La moitié du budget du projet, qui s’est élevé à 205 millions de francs suisses (190 millions d’euros), a été financée par la Ville et le canton de Zurich. L’autre moitié a été apportée par des donateurs privés. L’inauguration est dorénavant prévue en deux temps : d’abord par un bal d’ouverture le 10 avril 2021 suivi d’une visite en avant-première qui comprendra une nouvelle création de l’artiste et chorégraphe William Forsythe, avant une ouverture complète de la collection les 9 et 10 octobre 2021.

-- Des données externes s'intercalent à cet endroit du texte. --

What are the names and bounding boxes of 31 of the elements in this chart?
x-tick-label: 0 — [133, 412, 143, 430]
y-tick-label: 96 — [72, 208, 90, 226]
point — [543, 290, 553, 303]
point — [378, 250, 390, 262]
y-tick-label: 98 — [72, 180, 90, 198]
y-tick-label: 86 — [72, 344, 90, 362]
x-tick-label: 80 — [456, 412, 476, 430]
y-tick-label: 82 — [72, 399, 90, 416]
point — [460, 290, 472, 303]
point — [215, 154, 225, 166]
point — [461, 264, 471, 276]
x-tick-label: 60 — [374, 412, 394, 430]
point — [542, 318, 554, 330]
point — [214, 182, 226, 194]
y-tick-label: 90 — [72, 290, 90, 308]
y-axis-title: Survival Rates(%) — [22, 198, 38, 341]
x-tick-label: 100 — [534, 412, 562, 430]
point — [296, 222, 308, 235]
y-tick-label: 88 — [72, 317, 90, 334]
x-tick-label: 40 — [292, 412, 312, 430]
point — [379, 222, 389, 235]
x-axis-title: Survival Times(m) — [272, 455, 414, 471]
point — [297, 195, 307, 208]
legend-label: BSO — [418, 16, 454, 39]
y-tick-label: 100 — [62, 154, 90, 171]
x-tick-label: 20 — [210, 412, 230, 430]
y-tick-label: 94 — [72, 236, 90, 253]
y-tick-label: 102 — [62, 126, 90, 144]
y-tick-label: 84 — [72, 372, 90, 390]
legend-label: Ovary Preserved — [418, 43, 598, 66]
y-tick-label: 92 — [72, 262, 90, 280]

L’architecture de David Chipperfield entend transformer Heimplatz, l’un des carrefours les plus fréquentés de la ville, en un nouveau centre urbain pour les arts et l’éducation. Le hall d’entrée d’accès gratuit du nouveau bâtiment reliera la place à un jardin de sculptures. Situé entre l’Université de Zurich et la vieille ville, il est conçu comme un « raccourci » que les piétons seront invités à emprunter.
L’ENTRÉE DU MUSÉE A ÉTÉ EN PARTIE INSPIRÉE PAR LE TURBINE HALL DE LA TATE MODERN À LONDRES
L’entrée du musée a été en partie inspirée par le Turbine Hall de la Tate Modern à Londres, explique Christoph Felger, design director chez David Chipperfield Architects. De grandes fenêtres et de vastes portes permettront de découvrir largement les salles depuis l’extérieur. « L’idée était de susciter l’intérêt en attisant la curiosité, assure Christoph Felger. Vous pourrez ainsi voir depuis l’extérieur les activités se dérouler dans le musée et cela a des chances de vous intriguer. »
Anticipant cette ouverture, une dizaine de galeries se sont déjà installées à proximité, concentrées dans la Rämistrasse – parmi elles Eva Presenhuber et la Galerie Bromer. « L’endroit était déjà une plaque tournante pour les galeries d’art dans les années 1970, explique Daniel Baumann, directeur de la Kunsthalle de Zurich. Donc, d’une certaine façon, l’installation de ces galeries correspond à une tradition historique.»
L’EXTENSION DEVRAIT PERMETTRE DE FAIRE PROGRESSER LE NOMBRE DES VISITEURS DU MUSÉE JUSQU’À ENVIRON 400 000 PAR AN
Daniel Baumann espère que le Kunsthaus ainsi agrandi servira de « locomotive qui attirera les visiteurs » à Zurich. Dans le même temps, dit-il, le musée doit susciter la fierté des habitants : « C’est un véritable centre artistique qui émerge là-bas et beaucoup d’espoir s’en dégage. » La collection Bührle est une autre pièce maîtresse, compte tenu de la popularité durable de l’impressionnisme, ajoute-t-il. L’extension devrait permettre de faire progresser le nombre des visiteurs du musée jusqu’à environ 400 000 par an. En 2019, il en a accueilli 270 000. Mais comme le dit Christoph Felger, « l’architecture ne peut pas suffire, c’est ce qui se passe à l’intérieur qui compte ».
Beaucoup de choses dépendront du futur directeur, qui, comme l’espère le Kunsthaus, devrait faire entrer l’institution dans une nouvelle ère. L’actuel patron, Christoph Becker, prendra sa retraite en 2022 après 20 ans à ce poste. Un jury international, comprenant l’artiste Pipilotti Rist, la conservatrice du Metropolitan Museum of Art de New York Sheena Wagstaff et le directeur des expositions et des programmes de la Tate Modern à Londres Achim Borchardt-Hume, devrait annoncer le nom de son successeur au printemps.